Articles Marketmedia

CEP Technology Expands

Written by Terry Flanagan | Oct 14, 2011 4:50:25 PM

Tick data and complex-event processing reside in a single database.



Financial apps require high-performance databases capable of storing millions of bits of data generated each second, including tick data and complex-event processing data.



“The database need to be able to capture not only CEP data but market data as well because the data needs to be stored for future analysis,” Leonid Frants, founder and CEO of OneMarketData, told Markets Media. “Data could be generated by a sell signal in a hedge fund, for example, that is later needed to backtest and simulate a trading strategy.”



OneMarketData’s flagship OneTick Database is an enterprise-wide system for tick data collection, management and CEP. It captures, compresses, archives and provides access to global real-time and historical data, up to an including the latest tick.

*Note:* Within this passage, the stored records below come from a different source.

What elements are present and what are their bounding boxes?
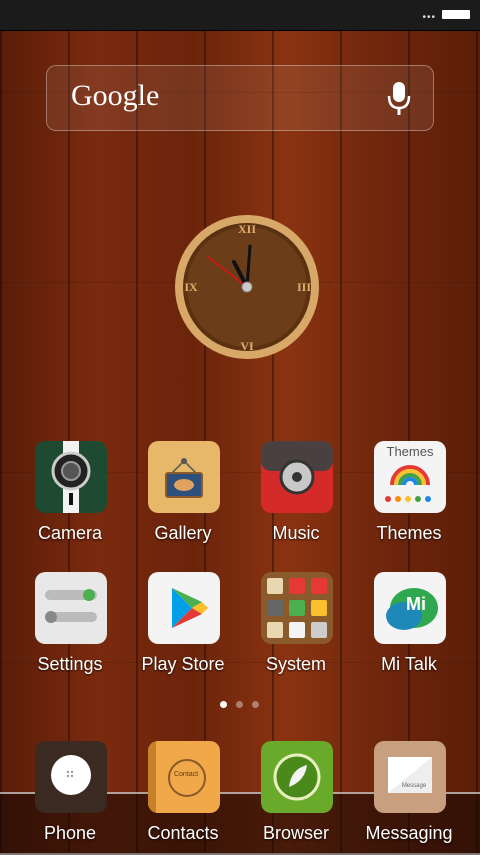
- system-label: System: [265, 654, 326, 674]
- camera-app-icon[interactable]: [35, 441, 107, 513]
- mi-talk-icon-text: Mi: [406, 594, 426, 614]
- page-indicator: [0, 701, 480, 711]
- settings-app-icon[interactable]: [35, 572, 107, 644]
- gallery-app-icon[interactable]: [148, 441, 220, 513]
- notification-dots-icon: •••: [422, 12, 436, 23]
- browser-label: Browser: [262, 823, 329, 843]
- google-search-widget[interactable]: Google: [46, 65, 434, 131]
- status-bar: •••: [0, 0, 480, 31]
- browser-app-icon[interactable]: [261, 741, 333, 813]
- camera-label: Camera: [37, 523, 103, 543]
- page-dot: [236, 701, 243, 708]
- page-dot: [252, 701, 259, 708]
- themes-label: Themes: [376, 523, 442, 543]
- messaging-app-icon[interactable]: Message: [374, 741, 446, 813]
- analog-clock-widget[interactable]: XII III VI IX: [174, 214, 320, 360]
- contacts-label: Contacts: [147, 823, 219, 843]
- gallery-label: Gallery: [154, 523, 212, 543]
- contacts-app-icon[interactable]: Contact: [148, 741, 220, 813]
- clock-numeral-6: VI: [240, 339, 254, 353]
- mi-talk-app-icon[interactable]: Mi: [374, 572, 446, 644]
- search-label: Google: [71, 79, 160, 112]
- phone-label: Phone: [43, 823, 97, 843]
- clock-numeral-12: XII: [238, 222, 256, 236]
- battery-icon: [442, 10, 470, 19]
- clock-numeral-9: IX: [184, 280, 198, 294]
- settings-label: Settings: [37, 654, 103, 674]
- contacts-icon-text: Contact: [173, 771, 199, 778]
- themes-app-icon[interactable]: Themes: [374, 441, 446, 513]
- system-folder-icon[interactable]: [261, 572, 333, 644]
- mi-talk-label: Mi Talk: [381, 654, 437, 674]
- play-store-app-icon[interactable]: [148, 572, 220, 644]
- play-store-label: Play Store: [141, 654, 225, 674]
- page-dot-active: [220, 701, 227, 708]
- messaging-icon-text: Message: [401, 783, 427, 789]
- microphone-icon[interactable]: [387, 80, 411, 116]
- clock-numeral-3: III: [297, 280, 311, 294]
- music-app-icon[interactable]: [261, 441, 333, 513]
- phone-app-icon[interactable]: [35, 741, 107, 813]
- music-label: Music: [272, 523, 320, 543]
- messaging-label: Messaging: [365, 823, 453, 843]
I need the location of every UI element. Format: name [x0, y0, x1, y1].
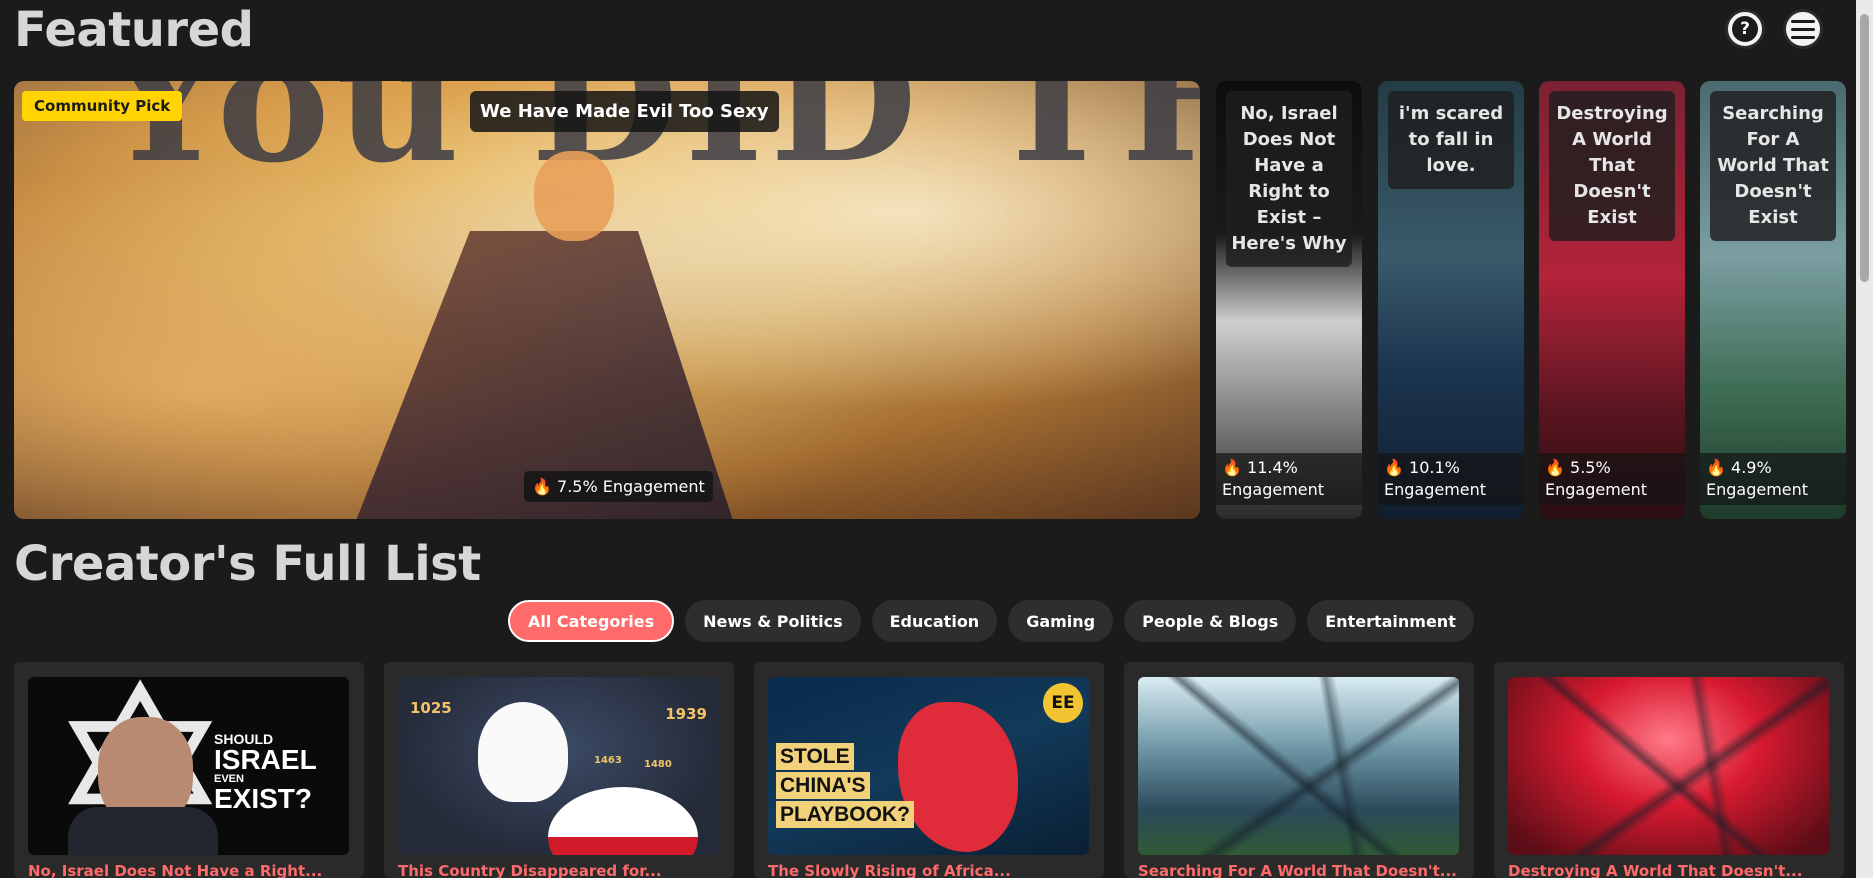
- video-title: The Slowly Rising of Africa...: [768, 862, 1011, 878]
- side-card-title: Destroying A World That Doesn't Exist: [1549, 91, 1675, 241]
- tab-gaming[interactable]: Gaming: [1008, 600, 1114, 642]
- tab-people-blogs[interactable]: People & Blogs: [1124, 600, 1297, 642]
- creator-video-card[interactable]: Searching For A World That Doesn't...: [1124, 662, 1474, 878]
- hero-engagement: 🔥 7.5% Engagement: [524, 471, 713, 502]
- video-title: Searching For A World That Doesn't...: [1138, 862, 1457, 878]
- video-title: Destroying A World That Doesn't...: [1508, 862, 1803, 878]
- video-title: This Country Disappeared for...: [398, 862, 662, 878]
- side-card-engagement-value: 11.4%: [1247, 458, 1298, 477]
- hamburger-menu-icon: [1791, 19, 1815, 39]
- featured-side-card[interactable]: Searching For A World That Doesn't Exist…: [1700, 81, 1846, 519]
- side-card-engagement: 🔥 11.4% Engagement: [1216, 453, 1362, 505]
- flame-icon: 🔥: [1706, 458, 1726, 477]
- hero-figure-head: [534, 151, 614, 241]
- creator-video-card[interactable]: 1025 1939 1463 1480 This Country Disappe…: [384, 662, 734, 878]
- hero-engagement-text: 7.5% Engagement: [557, 477, 705, 496]
- thumb-map: [898, 702, 1018, 852]
- video-thumbnail: STOLE CHINA'S PLAYBOOK? EE: [768, 677, 1089, 855]
- side-card-engagement: 🔥 4.9% Engagement: [1700, 453, 1846, 505]
- tab-all-categories[interactable]: All Categories: [508, 600, 675, 642]
- thumbnail-year: 1463: [594, 755, 622, 766]
- featured-side-card[interactable]: i'm scared to fall in love. 🔥 10.1% Enga…: [1378, 81, 1524, 519]
- thumb-suit: [68, 807, 218, 855]
- side-card-engagement: 🔥 5.5% Engagement: [1539, 453, 1685, 505]
- thumbnail-text: ISRAEL: [214, 744, 317, 775]
- side-card-title: i'm scared to fall in love.: [1388, 91, 1514, 189]
- side-card-engagement-value: 5.5%: [1570, 458, 1611, 477]
- creators-list-title: Creator's Full List: [14, 536, 481, 592]
- thumb-roots: [1508, 677, 1829, 855]
- flame-icon: 🔥: [1384, 458, 1404, 477]
- tab-education[interactable]: Education: [871, 600, 998, 642]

The technology is designed for all asset classes, from less-frequently traded instruments to the most active.



“Firms dealing in low-volume instruments may not have huge data feeds, but they still need to store it in real time,” said Frants. “On the other hand, there are data feeds like OPRA [Options Price Reporting Authority] that are multiple gigabytes per day after compression.”



The demand for real-time tick databases has grown as data volumes have grown.



“The primary drivers for tick-by-tick databases are data volumes and an increase in the number of users of that data,” said Frants. “The percentage of hedge funds that require tick-by-tick for high-frequency trading strategies has grown significantly.”



OneTick has broken traditional database barriers to enable users to combine multiple types of data, from real-time and historical tick data to machine-readable news, within a single strategy, said Frants.



With the ability to store disparate datasets on a single database, OneTick empowers clients to create and test strategies that draw on heterogeneous data, without using multiple systems or creating duplicate code sets. “A single set of analytics can run in either historical mode or can be sent to the CEP engine and run in real time triggered by new data,” said Frants.